De coach a candidato: o lado obscuro de Pablo Marçal

Polêmico coach, que se lançou como candidato à Prefeitura de São Paulo, enfrenta múltiplas controvérsias, incluindo condenações judiciais, investigações criminais, e críticas severas por suas práticas empresariais.

Por: David Ágape
19, ago. de 2024 às 19:37
De coach a candidato: o lado obscuro de Pablo Marçal
Imagem: reprodução Instagram

Coach, empresário e influenciador digital com mais de 20 milhões de seguidores nas redes sociais, Pablo Marçal é reconhecido hoje como um dos empresários mais bem sucedidos do Brasil, com um patrimônio declarado de quase R$ 200 milhões. Filho de uma faxineira e de um funcionário público, Marçal orgulha-se de sua trajetória ascendente, culminando na construção de um império nos setores digital e educacional, impactando milhares de vidas com suas palestras e cursos motivacionais.

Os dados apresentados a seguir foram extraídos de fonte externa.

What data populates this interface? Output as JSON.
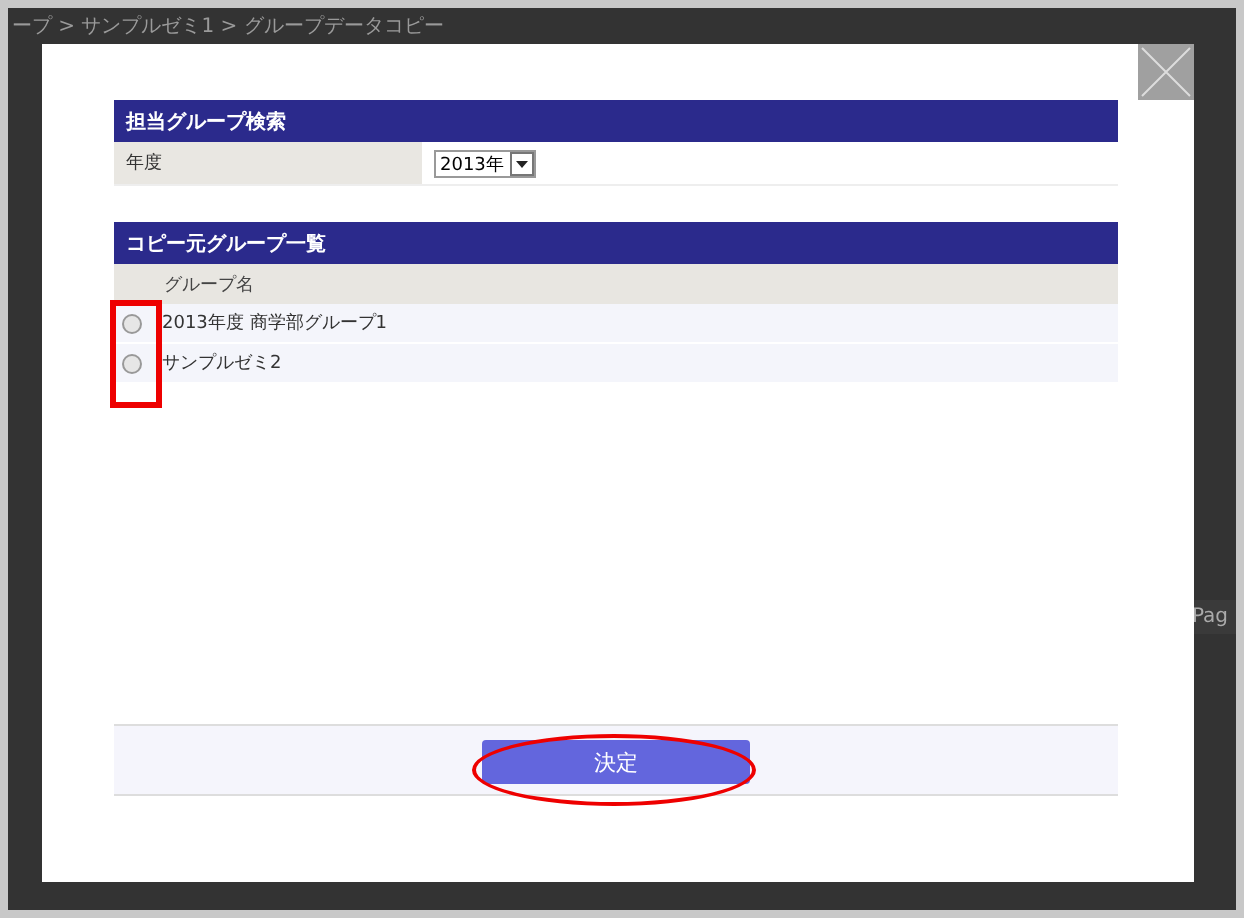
{
  "background_page": {
    "breadcrumb": "ープ > サンプルゼミ1 > グループデータコピー",
    "side_text": "Pag"
  },
  "search_panel": {
    "title": "担当グループ検索",
    "fields": [
      {
        "label": "年度",
        "value": "2013年"
      }
    ]
  },
  "group_list": {
    "title": "コピー元グループ一覧",
    "column": "グループ名",
    "rows": [
      {
        "name": "2013年度  商学部グループ1",
        "selected": false
      },
      {
        "name": "サンプルゼミ2",
        "selected": false
      }
    ]
  },
  "submit_button": {
    "label": "決定"
  },
  "annotations": {
    "radio_highlight": true,
    "button_highlight": true
  }
}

Em 2022, Marçal tentou concorrer à Presidência pelo Pros, mas foi impedido pela Justiça Eleitoral devido a uma disputa interna pelo comando do partido. Posteriormente, candidatou-se a deputado federal por São Paulo, obtendo 243 mil votos, mas teve sua candidatura impugnada pelo Tribunal Superior Eleitoral (TSE) por questões relacionadas à regularidade do registro eleitoral.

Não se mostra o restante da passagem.